Treatment focuses on preventing further detachment and preserving vision. Options include:

• Surgical intervention, such as scleral buckling or vitrectomy, to reattach the retina.
• Anti-VEGF therapy in select cases to reduce abnormal blood vessel growth.
• Close monitoring for complications like amblyopia or glaucoma.

Prognosis and Follow-Up

Prognosis is poor without timely intervention, as stage 5 often results in permanent vision loss. Follow-up care includes regular ophthalmologic evaluations to monitor for complications and assess visual development. Long-term management may involve low-vision support or rehabilitation.

Complications

• Permanent blindness or severe visual impairment.
• Amblyopia (lazy eye) due to abnormal visual development.
• Glaucoma from scar tissue or retinal damage.
• Strabismus (crossed eyes) from muscle imbalance.

Lifestyle & Prevention

Prevention focuses on reducing risk factors in premature infants:

• Careful management of oxygen therapy to avoid fluctuations.
• Monitoring of blood oxygen levels in neonatal intensive care units.
• Early screening for ROP in high-risk infants to detect progression.
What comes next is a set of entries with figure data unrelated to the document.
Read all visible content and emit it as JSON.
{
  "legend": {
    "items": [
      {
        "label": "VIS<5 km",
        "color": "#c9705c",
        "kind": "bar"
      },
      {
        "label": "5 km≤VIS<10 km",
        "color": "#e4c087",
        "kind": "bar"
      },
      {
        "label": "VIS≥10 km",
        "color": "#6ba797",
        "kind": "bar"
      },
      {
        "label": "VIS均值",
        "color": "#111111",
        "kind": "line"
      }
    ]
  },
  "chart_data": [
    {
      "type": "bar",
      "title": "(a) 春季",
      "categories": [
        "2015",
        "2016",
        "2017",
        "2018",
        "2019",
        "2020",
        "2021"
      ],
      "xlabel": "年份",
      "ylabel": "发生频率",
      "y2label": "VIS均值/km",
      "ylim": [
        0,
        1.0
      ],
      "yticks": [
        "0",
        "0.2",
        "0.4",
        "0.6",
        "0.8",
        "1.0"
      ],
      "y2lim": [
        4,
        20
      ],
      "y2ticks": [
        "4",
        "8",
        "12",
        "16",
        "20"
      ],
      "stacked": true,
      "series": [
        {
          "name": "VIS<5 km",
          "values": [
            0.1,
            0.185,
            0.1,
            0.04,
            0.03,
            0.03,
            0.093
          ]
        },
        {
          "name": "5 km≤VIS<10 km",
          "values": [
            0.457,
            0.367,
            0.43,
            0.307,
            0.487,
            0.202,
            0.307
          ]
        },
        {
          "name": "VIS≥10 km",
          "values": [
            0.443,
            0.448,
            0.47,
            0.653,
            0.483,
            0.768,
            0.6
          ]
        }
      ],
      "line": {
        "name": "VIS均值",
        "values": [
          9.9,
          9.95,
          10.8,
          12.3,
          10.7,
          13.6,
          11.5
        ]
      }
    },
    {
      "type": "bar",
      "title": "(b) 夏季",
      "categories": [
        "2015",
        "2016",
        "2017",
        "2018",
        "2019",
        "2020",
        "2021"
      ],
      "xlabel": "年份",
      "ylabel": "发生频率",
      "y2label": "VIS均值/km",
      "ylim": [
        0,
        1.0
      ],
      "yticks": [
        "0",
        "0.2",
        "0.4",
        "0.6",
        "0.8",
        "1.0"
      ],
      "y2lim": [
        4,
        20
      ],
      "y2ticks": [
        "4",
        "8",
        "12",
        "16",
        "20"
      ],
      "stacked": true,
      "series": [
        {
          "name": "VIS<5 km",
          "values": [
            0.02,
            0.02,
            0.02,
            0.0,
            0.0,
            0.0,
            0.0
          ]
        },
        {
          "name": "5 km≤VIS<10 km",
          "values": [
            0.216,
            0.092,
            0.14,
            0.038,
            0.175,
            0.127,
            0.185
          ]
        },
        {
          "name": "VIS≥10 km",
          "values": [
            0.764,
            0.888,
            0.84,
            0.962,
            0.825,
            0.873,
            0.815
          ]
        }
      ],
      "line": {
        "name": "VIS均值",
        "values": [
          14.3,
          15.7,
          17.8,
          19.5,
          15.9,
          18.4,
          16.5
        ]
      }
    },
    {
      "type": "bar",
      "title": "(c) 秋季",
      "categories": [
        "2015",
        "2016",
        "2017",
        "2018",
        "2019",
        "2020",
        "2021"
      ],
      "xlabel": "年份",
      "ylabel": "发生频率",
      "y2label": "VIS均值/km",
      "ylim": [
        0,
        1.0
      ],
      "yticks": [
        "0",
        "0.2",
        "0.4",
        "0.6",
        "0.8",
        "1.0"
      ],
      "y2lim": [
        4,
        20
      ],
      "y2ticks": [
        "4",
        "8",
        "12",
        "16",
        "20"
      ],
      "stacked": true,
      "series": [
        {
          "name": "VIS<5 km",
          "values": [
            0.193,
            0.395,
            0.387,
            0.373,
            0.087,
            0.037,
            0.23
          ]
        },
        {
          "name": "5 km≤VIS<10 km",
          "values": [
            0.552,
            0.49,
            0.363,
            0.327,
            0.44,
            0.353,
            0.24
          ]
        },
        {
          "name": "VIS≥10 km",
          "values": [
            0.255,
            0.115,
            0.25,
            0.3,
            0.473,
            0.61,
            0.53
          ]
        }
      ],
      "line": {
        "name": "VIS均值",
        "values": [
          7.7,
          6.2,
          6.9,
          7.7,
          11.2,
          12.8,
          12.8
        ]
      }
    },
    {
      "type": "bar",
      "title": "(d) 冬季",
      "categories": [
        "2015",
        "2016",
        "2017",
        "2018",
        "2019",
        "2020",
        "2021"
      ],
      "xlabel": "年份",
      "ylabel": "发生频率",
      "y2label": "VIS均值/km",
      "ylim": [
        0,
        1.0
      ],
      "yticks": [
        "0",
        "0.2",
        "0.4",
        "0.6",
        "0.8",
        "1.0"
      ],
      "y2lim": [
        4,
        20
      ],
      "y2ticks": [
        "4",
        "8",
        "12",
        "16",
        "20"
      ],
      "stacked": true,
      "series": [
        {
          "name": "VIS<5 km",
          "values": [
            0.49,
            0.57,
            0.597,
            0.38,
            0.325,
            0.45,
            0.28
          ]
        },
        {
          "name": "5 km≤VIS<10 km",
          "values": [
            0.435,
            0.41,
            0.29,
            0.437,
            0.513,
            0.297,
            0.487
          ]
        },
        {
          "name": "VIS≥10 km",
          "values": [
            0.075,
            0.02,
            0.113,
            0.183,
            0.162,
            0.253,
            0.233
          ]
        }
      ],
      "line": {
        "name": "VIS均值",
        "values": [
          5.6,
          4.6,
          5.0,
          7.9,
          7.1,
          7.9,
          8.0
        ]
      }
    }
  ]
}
When to Seek Professional Help

Seek immediate evaluation if an infant shows signs of vision impairment, abnormal eye movements, or a white pupil. Early referral to a pediatric ophthalmologist is critical for timely intervention.

Tips for Medical Coders

Document the stage of ROP (stage 5) and confirm total retinal detachment. Include details of diagnostic findings (e.g., fundus exam, imaging) and any surgical or medical interventions. Ensure the code aligns with the clinical stage and documentation of retinal detachment.